Would you like me to send an answer looking like this?

for  y = arccos x the domain is [-1,1] and the range is generally taken to be  [0,pi]  but if that is multiplied by x, to get your function y = f(x) = x arccos x now you have something different you can make these observations:

f(-1) = -1(arccos(-1)) = -1(pi) = -pi  f(1)  = 1(arccos(1)) = 1(0) = 0  f(0) = 0   but if  x is in [0,1] arccos(x) is positive and so is x and therefore we have some positive function values therefore we have to investigate the maximum values, and have to find critical points:

         x
f'(x) = arccos(x) + -------------
         sqrt(1 - x^2)  

thats going to be a bit messy but the maximum will be somewhere about f(x) = 0.4 the minimum is f(-1) = -pi so that is your range


---------- FOLLOW-UP ----------

QUESTION: Tanks for your prompt reply.

The range of the f(x)= x. arccosx is still troubling me.

I have found it through an interative method(trial and error)but was hoping for a more accurate result.
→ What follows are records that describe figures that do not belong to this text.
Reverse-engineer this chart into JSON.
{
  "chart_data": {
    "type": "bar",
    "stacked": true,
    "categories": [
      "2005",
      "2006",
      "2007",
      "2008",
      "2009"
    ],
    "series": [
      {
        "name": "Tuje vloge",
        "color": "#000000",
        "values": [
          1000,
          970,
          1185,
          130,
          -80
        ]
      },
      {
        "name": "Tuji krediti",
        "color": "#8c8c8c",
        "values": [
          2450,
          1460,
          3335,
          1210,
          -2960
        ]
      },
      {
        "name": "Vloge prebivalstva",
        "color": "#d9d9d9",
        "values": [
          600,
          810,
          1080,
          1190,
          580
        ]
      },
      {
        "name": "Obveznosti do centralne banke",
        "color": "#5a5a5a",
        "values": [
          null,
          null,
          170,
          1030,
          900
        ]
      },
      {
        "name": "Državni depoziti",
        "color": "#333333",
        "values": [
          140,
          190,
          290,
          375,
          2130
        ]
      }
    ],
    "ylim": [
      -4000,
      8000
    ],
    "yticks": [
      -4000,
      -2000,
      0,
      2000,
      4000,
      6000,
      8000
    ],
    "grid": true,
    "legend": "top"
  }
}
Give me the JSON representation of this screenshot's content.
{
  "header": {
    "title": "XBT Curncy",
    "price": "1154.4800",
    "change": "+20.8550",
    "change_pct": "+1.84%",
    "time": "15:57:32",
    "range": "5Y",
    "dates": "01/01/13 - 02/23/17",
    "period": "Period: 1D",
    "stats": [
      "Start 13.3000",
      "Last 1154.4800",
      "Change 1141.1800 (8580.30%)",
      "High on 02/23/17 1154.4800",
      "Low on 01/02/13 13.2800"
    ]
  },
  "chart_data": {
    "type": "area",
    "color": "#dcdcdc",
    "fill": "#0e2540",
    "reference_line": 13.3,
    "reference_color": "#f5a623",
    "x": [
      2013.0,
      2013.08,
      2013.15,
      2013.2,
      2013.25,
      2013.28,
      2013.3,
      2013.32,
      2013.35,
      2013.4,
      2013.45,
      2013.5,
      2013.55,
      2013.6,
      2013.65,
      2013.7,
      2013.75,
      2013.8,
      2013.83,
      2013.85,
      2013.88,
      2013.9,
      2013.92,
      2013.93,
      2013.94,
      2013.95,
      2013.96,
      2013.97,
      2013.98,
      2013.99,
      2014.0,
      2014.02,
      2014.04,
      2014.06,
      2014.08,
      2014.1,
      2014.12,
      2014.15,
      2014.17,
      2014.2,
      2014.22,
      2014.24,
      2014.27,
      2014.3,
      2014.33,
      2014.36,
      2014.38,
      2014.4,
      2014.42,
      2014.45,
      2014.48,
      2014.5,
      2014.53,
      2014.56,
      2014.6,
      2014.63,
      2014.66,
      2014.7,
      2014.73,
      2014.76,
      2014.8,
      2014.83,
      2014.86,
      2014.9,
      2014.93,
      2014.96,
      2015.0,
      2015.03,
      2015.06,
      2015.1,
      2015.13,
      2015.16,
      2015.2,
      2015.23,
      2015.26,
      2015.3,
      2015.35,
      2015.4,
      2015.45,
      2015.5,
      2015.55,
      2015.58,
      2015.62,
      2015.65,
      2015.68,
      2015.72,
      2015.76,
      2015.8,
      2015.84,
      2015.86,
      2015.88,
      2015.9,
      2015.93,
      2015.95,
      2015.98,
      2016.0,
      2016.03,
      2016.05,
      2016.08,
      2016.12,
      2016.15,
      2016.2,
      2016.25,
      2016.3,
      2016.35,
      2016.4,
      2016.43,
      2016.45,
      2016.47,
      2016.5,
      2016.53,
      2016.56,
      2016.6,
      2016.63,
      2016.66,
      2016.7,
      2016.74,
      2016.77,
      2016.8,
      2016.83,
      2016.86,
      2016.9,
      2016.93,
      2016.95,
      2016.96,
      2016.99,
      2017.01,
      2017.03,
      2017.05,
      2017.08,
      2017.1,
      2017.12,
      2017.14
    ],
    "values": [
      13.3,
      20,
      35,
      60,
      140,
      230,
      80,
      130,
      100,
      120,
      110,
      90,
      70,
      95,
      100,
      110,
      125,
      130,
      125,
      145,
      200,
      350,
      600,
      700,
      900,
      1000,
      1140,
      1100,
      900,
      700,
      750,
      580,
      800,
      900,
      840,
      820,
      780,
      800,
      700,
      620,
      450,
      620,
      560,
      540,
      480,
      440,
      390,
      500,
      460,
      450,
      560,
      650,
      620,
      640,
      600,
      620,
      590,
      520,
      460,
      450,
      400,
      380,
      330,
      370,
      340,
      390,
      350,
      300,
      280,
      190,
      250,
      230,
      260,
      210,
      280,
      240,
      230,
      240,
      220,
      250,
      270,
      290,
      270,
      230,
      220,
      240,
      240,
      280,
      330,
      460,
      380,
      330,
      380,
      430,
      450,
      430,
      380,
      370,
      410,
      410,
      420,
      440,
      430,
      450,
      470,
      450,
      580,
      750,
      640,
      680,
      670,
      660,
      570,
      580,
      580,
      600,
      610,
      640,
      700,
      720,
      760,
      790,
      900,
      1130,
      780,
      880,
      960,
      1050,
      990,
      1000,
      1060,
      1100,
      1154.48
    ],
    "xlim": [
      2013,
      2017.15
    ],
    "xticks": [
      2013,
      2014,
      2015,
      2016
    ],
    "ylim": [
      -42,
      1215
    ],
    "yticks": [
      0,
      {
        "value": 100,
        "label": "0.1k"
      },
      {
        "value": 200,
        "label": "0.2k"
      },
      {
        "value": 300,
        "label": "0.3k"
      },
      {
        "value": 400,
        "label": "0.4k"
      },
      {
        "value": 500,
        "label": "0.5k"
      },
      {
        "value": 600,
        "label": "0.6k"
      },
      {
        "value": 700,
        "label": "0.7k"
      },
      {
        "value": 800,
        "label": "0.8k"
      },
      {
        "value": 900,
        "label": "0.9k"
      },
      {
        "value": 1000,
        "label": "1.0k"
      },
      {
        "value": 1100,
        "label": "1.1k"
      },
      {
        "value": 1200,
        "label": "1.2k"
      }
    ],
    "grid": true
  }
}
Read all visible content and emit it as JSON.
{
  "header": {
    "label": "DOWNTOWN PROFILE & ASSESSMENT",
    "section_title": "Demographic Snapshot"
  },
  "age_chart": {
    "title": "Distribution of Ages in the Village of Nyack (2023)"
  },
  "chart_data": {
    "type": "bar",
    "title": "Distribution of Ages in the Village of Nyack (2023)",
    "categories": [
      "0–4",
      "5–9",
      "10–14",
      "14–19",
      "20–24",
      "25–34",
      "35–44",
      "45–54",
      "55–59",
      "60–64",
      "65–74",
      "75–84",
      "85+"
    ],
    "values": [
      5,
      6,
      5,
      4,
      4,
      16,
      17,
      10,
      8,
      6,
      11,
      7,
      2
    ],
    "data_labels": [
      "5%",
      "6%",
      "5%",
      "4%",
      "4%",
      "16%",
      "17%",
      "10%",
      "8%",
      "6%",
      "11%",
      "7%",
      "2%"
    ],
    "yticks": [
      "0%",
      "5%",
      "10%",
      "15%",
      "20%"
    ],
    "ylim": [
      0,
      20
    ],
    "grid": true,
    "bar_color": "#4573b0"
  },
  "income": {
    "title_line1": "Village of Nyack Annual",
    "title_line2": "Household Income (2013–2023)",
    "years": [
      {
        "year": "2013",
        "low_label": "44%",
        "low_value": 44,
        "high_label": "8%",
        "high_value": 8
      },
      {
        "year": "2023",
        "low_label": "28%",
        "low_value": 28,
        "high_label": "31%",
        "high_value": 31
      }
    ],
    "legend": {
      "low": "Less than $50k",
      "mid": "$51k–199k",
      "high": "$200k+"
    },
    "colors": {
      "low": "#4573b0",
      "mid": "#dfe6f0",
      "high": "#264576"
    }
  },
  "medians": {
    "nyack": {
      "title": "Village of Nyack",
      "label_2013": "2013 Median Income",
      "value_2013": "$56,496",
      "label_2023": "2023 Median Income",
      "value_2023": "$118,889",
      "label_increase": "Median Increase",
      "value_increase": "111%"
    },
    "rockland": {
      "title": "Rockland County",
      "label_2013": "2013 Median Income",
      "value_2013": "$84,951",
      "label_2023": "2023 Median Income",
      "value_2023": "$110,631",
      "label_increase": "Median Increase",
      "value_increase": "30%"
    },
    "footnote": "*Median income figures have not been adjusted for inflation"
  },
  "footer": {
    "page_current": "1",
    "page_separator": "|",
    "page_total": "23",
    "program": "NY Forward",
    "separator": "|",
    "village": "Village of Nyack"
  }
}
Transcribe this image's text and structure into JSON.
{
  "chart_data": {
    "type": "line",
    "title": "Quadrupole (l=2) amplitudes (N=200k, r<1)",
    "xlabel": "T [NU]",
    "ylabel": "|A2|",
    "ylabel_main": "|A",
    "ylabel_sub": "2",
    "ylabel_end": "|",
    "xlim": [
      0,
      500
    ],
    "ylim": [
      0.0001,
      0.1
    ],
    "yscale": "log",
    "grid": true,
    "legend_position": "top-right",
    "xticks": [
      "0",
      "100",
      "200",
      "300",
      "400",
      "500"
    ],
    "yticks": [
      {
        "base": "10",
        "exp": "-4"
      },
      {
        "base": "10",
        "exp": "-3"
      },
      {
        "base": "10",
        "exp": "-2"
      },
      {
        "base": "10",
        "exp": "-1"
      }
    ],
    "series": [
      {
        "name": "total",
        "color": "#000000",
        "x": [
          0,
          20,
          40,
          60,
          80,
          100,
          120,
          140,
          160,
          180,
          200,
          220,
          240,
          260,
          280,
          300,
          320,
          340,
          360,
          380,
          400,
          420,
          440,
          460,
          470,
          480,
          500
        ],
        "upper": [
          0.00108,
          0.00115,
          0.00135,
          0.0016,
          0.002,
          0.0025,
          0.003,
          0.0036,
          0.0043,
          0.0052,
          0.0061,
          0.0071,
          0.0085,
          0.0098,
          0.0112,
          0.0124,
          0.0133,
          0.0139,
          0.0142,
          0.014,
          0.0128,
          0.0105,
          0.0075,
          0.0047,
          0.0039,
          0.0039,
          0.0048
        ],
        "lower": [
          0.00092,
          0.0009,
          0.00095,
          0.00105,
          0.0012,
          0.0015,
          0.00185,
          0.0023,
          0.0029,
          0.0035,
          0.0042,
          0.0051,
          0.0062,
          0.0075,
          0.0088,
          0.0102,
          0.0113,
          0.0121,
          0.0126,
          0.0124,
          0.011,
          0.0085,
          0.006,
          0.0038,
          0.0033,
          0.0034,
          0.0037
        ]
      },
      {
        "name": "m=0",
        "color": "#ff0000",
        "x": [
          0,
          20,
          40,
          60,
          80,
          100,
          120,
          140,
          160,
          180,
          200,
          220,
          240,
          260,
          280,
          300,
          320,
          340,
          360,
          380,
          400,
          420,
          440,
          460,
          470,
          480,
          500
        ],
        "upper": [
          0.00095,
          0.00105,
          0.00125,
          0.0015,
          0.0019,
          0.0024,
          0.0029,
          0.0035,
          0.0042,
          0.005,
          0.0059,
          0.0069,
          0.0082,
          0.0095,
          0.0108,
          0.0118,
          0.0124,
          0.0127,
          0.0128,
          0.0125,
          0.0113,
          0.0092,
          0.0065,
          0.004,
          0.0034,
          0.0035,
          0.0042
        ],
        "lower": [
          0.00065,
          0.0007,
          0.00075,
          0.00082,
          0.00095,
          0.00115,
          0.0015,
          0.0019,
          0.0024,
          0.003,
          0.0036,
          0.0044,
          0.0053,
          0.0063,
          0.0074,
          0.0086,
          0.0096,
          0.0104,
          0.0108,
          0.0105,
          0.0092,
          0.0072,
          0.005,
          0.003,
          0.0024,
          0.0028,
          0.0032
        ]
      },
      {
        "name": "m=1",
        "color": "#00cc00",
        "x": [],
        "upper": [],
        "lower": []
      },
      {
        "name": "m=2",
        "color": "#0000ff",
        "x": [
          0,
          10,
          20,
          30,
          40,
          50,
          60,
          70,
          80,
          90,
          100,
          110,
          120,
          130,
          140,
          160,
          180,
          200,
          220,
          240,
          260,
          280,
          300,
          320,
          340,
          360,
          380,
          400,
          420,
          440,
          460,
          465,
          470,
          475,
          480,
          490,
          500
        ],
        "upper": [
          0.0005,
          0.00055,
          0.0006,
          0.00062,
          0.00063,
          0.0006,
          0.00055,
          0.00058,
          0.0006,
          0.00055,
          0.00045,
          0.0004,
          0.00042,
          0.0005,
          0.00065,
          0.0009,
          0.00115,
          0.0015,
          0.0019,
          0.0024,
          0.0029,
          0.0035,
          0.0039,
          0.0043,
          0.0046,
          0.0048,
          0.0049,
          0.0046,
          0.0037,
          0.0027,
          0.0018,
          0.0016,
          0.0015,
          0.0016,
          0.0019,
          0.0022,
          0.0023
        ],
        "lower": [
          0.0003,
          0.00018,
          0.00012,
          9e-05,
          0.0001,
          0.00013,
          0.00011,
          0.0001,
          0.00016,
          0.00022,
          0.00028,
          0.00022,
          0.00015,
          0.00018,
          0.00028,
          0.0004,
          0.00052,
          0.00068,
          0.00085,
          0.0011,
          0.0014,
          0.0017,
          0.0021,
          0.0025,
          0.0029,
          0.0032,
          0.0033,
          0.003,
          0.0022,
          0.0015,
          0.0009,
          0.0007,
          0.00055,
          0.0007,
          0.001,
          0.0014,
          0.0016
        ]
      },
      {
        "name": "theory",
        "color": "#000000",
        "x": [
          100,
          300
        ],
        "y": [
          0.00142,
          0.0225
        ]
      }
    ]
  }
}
Is there a way to solve the derivative of this function to find the upper bound of the range?

If not what approximation method would best be suited to find an approximate value?

With thanks Bruce Hill

Answer
Hi, Bruce,

You are trying to solve this equation:

         x
f'(x) = arccos(x) + ------------ = 0
         sqrt(1 - x^2)

I can't think of any exact way so solve it, so you will have to use some iterative method.

I think that its derivative (that would be f''(x)) is not close to zero near the solution point.  That means you could use Newton's method.  Calling that function  g(x), for simplicity,
         x
g(x) = arccos(x) + ------------
         sqrt(1 - x^2)

you start by finding  g'(x).  Messy, but not impossible.  Next choose a starting value of x, perhaps  x1 = 0.5.

Now Newton's method says:

x[n+1] = x[n] -  g( x[n] )/g'( x[n] )

I.e.  plug in that x1 and you get x2.  Plug in x2 and you get x3, etc.  [An Excel spreadsheet is a good way to set it up.]

If the original value is well chosen, and the function does not misbehave (that usually means the derivative is zero nearby) then Newton's method converges quite rapidly.